In a Twitter thread, Iranian documentary filmmaker and a former boxer Mehdi Khormadel, claimed that it was Tina Akhoundtabar who was the first Iranian woman to step into a boxing ring and fight in an International Boxing Association competition, in August 2017.
“Why she [Akhoundtabar] has not been seen?” Khoramdel asked on Twitter. “Well, she didn’t play the role of a victim of the [Iranian] system.”
Khoramdel added: “The worst approach to women’s rights is to abuse such demands for fame, wealth, acceptance and status… and the number of people doing so is rising every day.”
Mohammad Sadeghi, another Iranian Twitter user living in France, investigated the title which Khadem claimed after winning the 13 April bout in the French city of Royan. Sadeghi said that he asked Franck Weus, director of the Roc Boxe club in which Khadem contested, about her competition.
“It was an amateur boxing competition in our club to receive a license to participate in boxing activities in France, and the competition had no other title,” Sadeghi quoted Weus as saying.
US economic pressure heats up BMW market in Iran
Following the announcement that the US was intensfying economic pressure on Iran by cancelling exemptions on any country buying oil from the Islamic republic, hundreds of thousands of dollars worth of luxury cars were sold in Tehran in a few hours.
On 23 April, the Aftab daily’s first headline read: “Billion [rials] worth of BMWs sold out in three hours.” According to the paper, the new BMW X1 and 730i, worth between 13bn and 30bn Iranian rials ($390,000-$900,000), were purchased for prices much higher than the real price on the international market.
To identify the buyers of the luxurious cars in Iran, the daily interviewed a broker in this market. “These sorts of cars are not being purchased to ride,” said the man, who was identified as Ardeshir J.
According to the broker, Iran's wealthiest buy these cars in large numbers and keep them in their garages as a way of hedging their cash against the daily devaluation of the national currency.
In recent years, sanctions on Iran have fed several shadow markets, including luxury cars. These markets are controlled by mafia families with close ties to the establishment in Iran.

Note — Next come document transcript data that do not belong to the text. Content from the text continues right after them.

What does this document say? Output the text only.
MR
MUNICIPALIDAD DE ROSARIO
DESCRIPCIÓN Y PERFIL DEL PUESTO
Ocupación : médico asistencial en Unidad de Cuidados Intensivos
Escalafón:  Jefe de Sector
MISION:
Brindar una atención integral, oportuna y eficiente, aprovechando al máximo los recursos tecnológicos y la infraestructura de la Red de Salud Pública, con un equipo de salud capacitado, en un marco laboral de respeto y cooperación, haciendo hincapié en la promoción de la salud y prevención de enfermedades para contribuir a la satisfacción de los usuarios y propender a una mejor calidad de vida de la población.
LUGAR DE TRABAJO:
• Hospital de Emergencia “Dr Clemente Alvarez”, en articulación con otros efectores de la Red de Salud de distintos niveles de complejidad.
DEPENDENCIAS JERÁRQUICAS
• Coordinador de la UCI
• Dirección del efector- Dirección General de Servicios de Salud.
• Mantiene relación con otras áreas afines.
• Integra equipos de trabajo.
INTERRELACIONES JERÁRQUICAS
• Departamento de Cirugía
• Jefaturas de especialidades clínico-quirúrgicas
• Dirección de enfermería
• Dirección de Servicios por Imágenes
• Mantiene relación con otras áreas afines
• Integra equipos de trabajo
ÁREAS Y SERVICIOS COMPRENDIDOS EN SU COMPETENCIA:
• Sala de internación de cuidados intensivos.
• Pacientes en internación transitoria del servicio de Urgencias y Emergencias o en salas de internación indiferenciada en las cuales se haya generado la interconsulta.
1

Fatwa says TV competition is equal to gambling
Ayatollah Makarem Shirazi, a conservative religious leader in Iran, has derided a Farsi quiz show on Iran’s national television channel as “gambling”.
Barandeh Bash, a popular Farsi version of the international show of British origin Who Wants to Be a Millionaire?, is aired by the Islamic Republic of Iran Broadcasting (IRIB).
On 24 March, the conservative Khorasan daily published the fatwa and attacked other game shows on Iran’s national broadcaster. On the same day, another right-wing outlet, Fars News, republished 2004 comments by Iran’s supreme leader’s in which he condemned such shows.
In response to the fatwa, the quiz show's public relations team issued a short answer stating that “the assumptions presented in the question for the fatwa were wrong.” IRIB did not elaborate further.
Since 2009, several Farsi satellite channels were launched outside Iran with funds from the US, United Kingdom, and Saudi Arabia. IRIB, in an attempt to keep its audience, has increasingly embraced several US-style television competitions.
* Iranian press review is a digest of reports that are not independently verified as accurate by Middle East Eye.